Ratings agency says privately-owned companies still need to do more to improve corporate governance

Transparency still a weakness in GCC corporates, says Fitch

Fitch Ratings has cautioned that the ratings of Gulf Cooperation Council (GCC) privately-owned corporates are being constrained by relatively weaker corporate governance than their developed market peers.

The ratings agency said in a statement that this is mainly due to the absence of an effective independent board, weak transparency and limited disclosure practices.

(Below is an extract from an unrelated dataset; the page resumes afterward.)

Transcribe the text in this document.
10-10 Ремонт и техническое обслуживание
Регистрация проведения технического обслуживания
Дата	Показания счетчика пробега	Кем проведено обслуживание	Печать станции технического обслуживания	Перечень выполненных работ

"We believe corporate governance practices are steadily improving in GCC, largely for publicly-listed companies, with both the UAE and Qatar recently having undertaken regulatory reforms to move into emerging market status. Nevertheless, for privately-owned corporates, a move in company culture toward more independency, transparency and disclosure could still take some time, specifically for privately-owned corporates that have yet to adopt these practises on an optional selective basis," Fitch said in the statement.

It added that few regional corporates have independent boards, and of those that do, their effectiveness remains questionable, with few independent directors and "key man" risk from the influence of the dominant CEO or shareholder.

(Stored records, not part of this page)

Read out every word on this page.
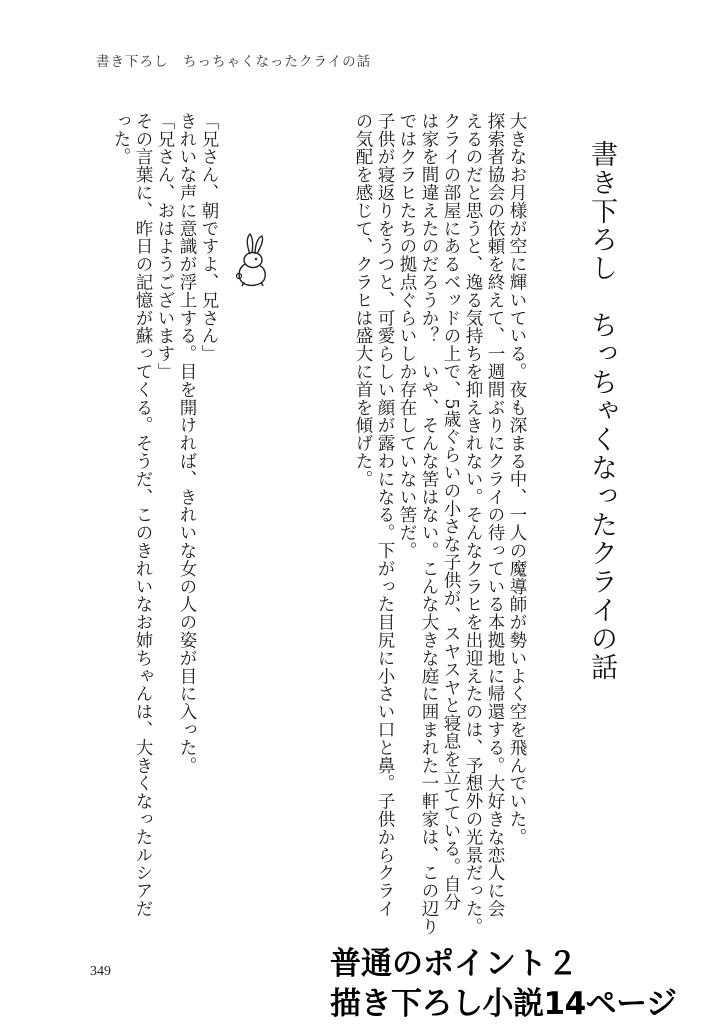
書き下ろし　ちっちゃくなったクライの話
書き下ろし　ちっちゃくなったクライの話
大きなお月様が空に輝いている。夜も深まる中、一人の魔導師が勢いよく空を飛んでいた。
探索者協会の依頼を終えて、一週間ぶりにクライの待っている本拠地に帰還する。大好きな恋人に会
えるのだと思うと、逸る気持ちを抑えきれない。そんなクラヒを出迎えたのは、予想外の光景だった。
クライの部屋にあるベッドの上で、5歳ぐらいの小さな子供が、スヤスヤと寝息を立てている。自分
は家を間違えたのだろうか？　いや、そんな筈はない。こんな大きな庭に囲まれた一軒家は、この辺り
ではクラヒたちの拠点ぐらいしか存在していない筈だ。
子供が寝返りをうつと、可愛らしい顔が露わになる。下がった目尻に小さい口と鼻。子供からクライ
の気配を感じて、クラヒは盛大に首を傾げた。
「兄さん、朝ですよ、兄さん」
きれいな声に意識が浮上する。目を開ければ、きれいな女の人の姿が目に入った。
「兄さん、おはようございます」
その言葉に、昨日の記憶が蘇ってくる。そうだ、このきれいなお姉ちゃんは、大きくなったルシアだ
った。
349	普通のポイント２
描き下ろし小説14ページ
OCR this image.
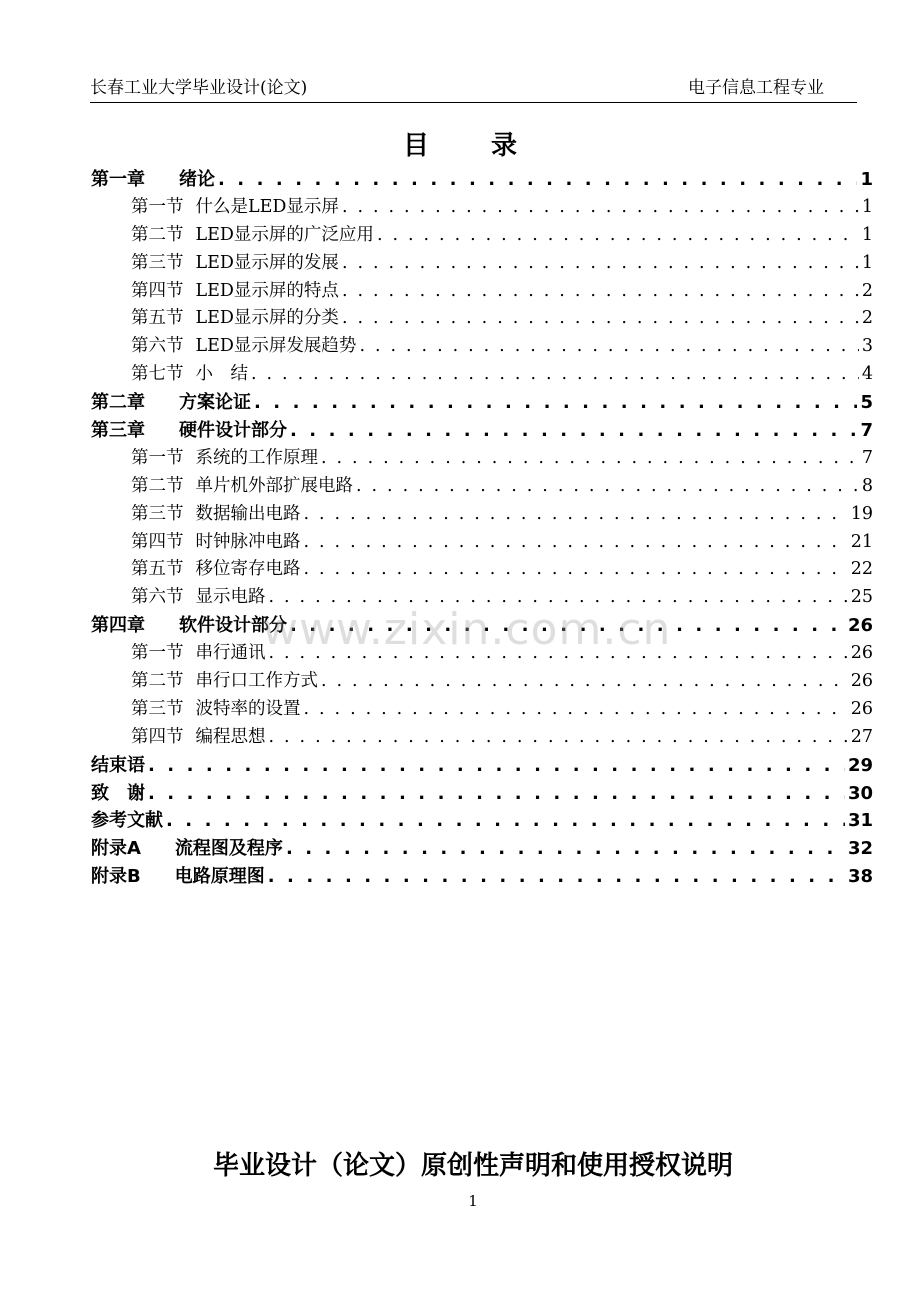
长春工业大学毕业设计(论文)	电子信息工程专业
目 录
第一章 绪论 . . .	1
第一节 什么是LED显示屏 . . .	1
第二节 LED显示屏的广泛应用 . . .	1
第三节 LED显示屏的发展 . . .	1
第四节 LED显示屏的特点 . . .	2
第五节 LED显示屏的分类 . . .	2
第六节 LED显示屏发展趋势 . . .	3
第七节 小　结 . . .	4
第二章 方案论证 . . .	5
第三章 硬件设计部分 . . .	7
第一节 系统的工作原理 . . .	7
第二节 单片机外部扩展电路 . . .	8
第三节 数据输出电路 . . .	19
第四节 时钟脉冲电路 . . .	21
第五节 移位寄存电路 . . .	22
第六节 显示电路 . . .	25
第四章 软件设计部分 . . .	26
第一节 串行通讯 . . .	26
第二节 串行口工作方式 . . .	26
第三节 波特率的设置 . . .	26
第四节 编程思想 . . .	27
结束语 . . .	29
致　谢 . . .	30
参考文献 . . .	31
附录A 流程图及程序 . . .	32
附录B 电路原理图 . . .	38
www.zixin.com.cn
毕业设计（论文）原创性声明和使用授权说明
1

"Moreover, privately-owned corporates group structure shows a varying degree of complexity and significant related-party transactions," Fitch said.

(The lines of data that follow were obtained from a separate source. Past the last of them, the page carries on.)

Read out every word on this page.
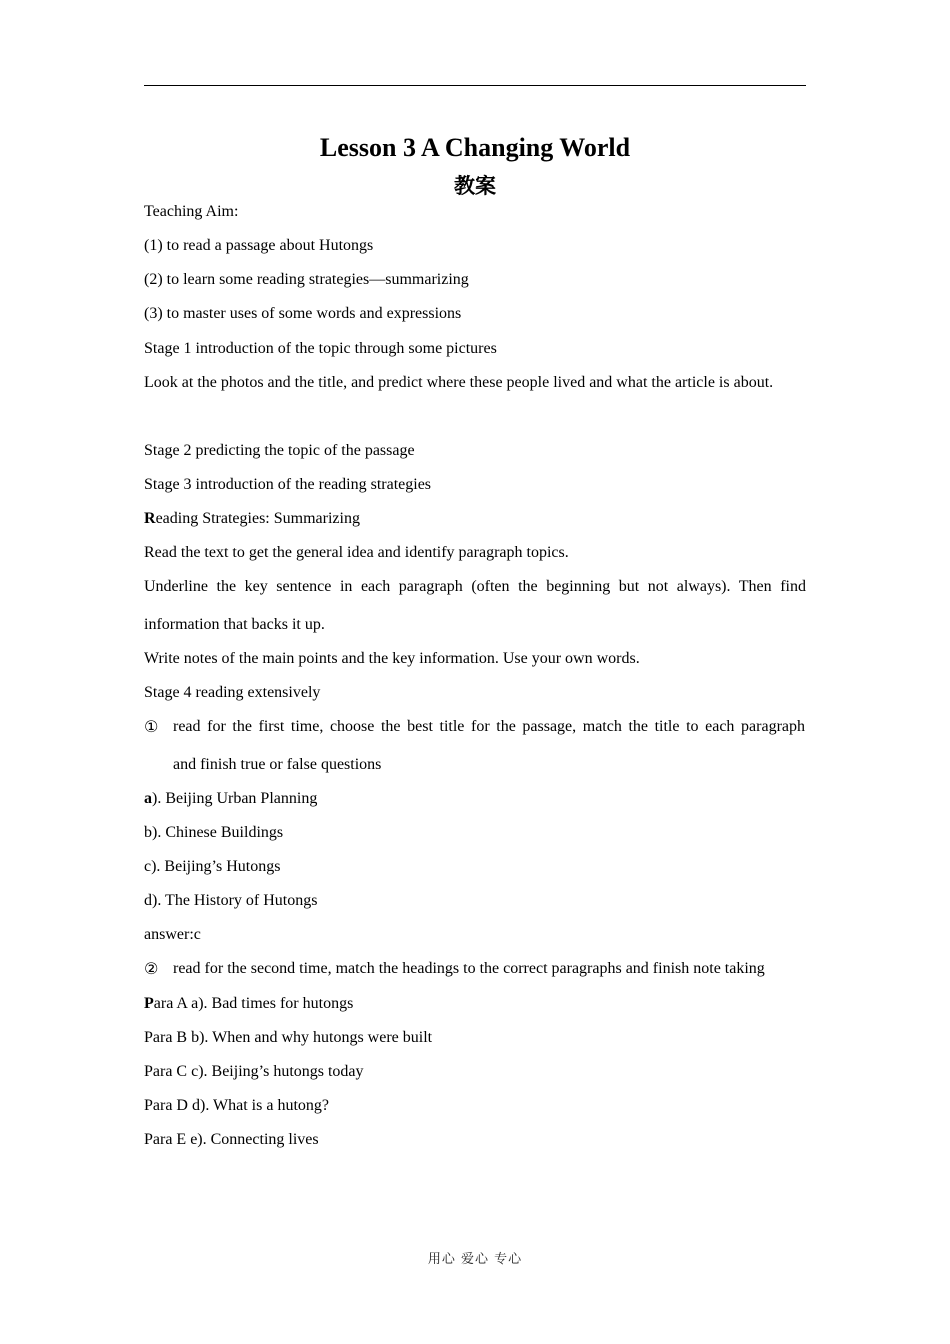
Lesson 3 A Changing World
教案
Teaching Aim:
(1) to read a passage about Hutongs
(2) to learn some reading strategies—summarizing
(3) to master uses of some words and expressions
Stage 1 introduction of the topic through some pictures
Look at the photos and the title, and predict where these people lived and what the article is about.
Stage 2 predicting the topic of the passage
Stage 3 introduction of the reading strategies
Reading Strategies: Summarizing
Read the text to get the general idea and identify paragraph topics.
Underline the key sentence in each paragraph (often the beginning but not always). Then find
information that backs it up.
Write notes of the main points and the key information. Use your own words.
Stage 4 reading extensively
① read for the first time, choose the best title for the passage, match the title to each paragraph
and finish true or false questions
a). Beijing Urban Planning
b). Chinese Buildings
c). Beijing’s Hutongs
d). The History of Hutongs
answer:c
② read for the second time, match the headings to the correct paragraphs and finish note taking
Para A a). Bad times for hutongs
Para B b). When and why hutongs were built
Para C c). Beijing’s hutongs today
Para D d). What is a hutong?
Para E e). Connecting lives
用心 爱心 专心
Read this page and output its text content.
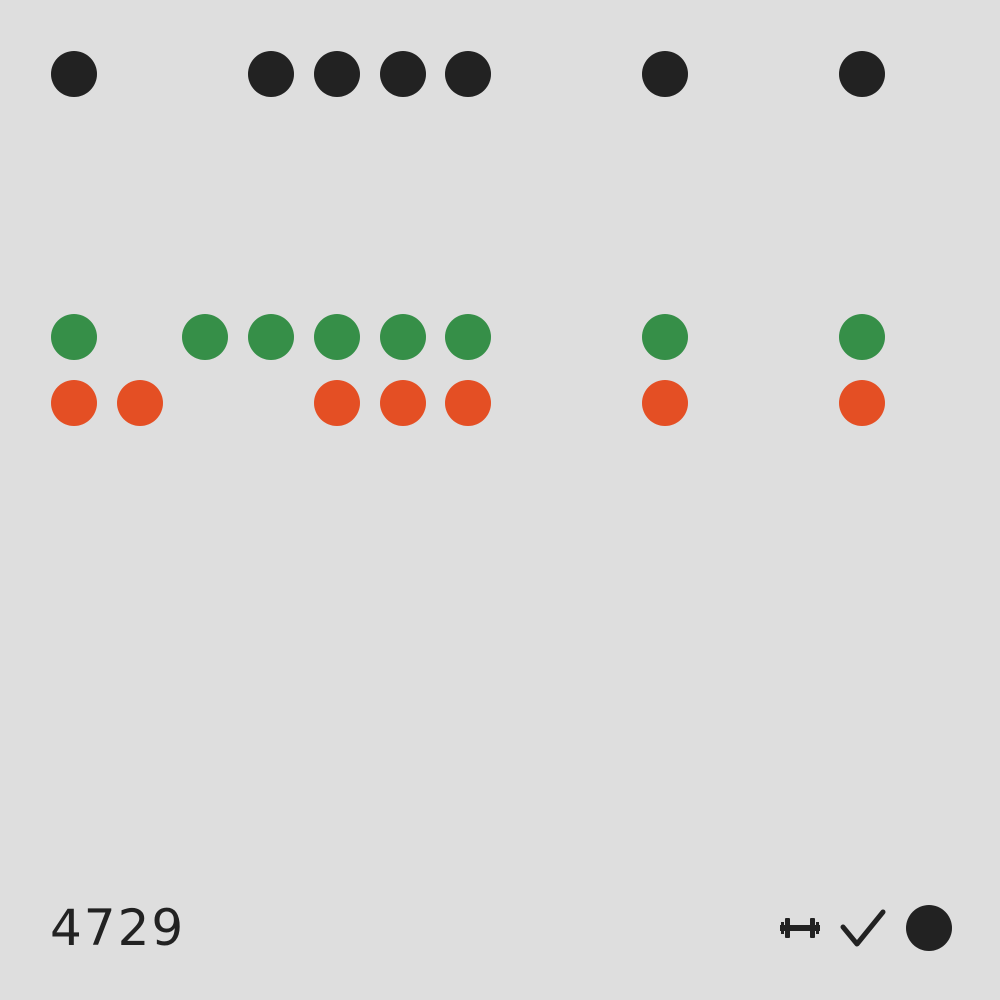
4729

Individual private ownership of a rated entity often results in fewer equity and debt funding options than for listed entities, Fitch added.

The ratings agency said it considers key man risk to be high among GCC corporates, and it is not unusual for one person to hold more than one key position in the company.

"Risks also stem from the influence of family shareholders on corporate strategy and operations; related-party transactions; management succession; and dividend policies that may favour family interests over the interests of other stakeholders," the statement added.

However, Fitch said it recognises that family ownership can also bring benefits, such as commitment to long-term strategic goals and tapping family wealth to aid business growth. With their own standing and influence, influential owners have created competitive benefits for their companies.

Fitch claimed that lagging governance standards can discourage international investors from looking for opportunities in GCC as they face closely controlled company ownership and general lack of transparency.

GCC companies can improve their access to capital markets and cut the cost of raising debt by strengthening their management and governance practices, Fitch said, giving the example of UAE-based Majid Al Futtaim Holding which has an experienced board, exercising effective check and balances, with high quality and timely financial reporting.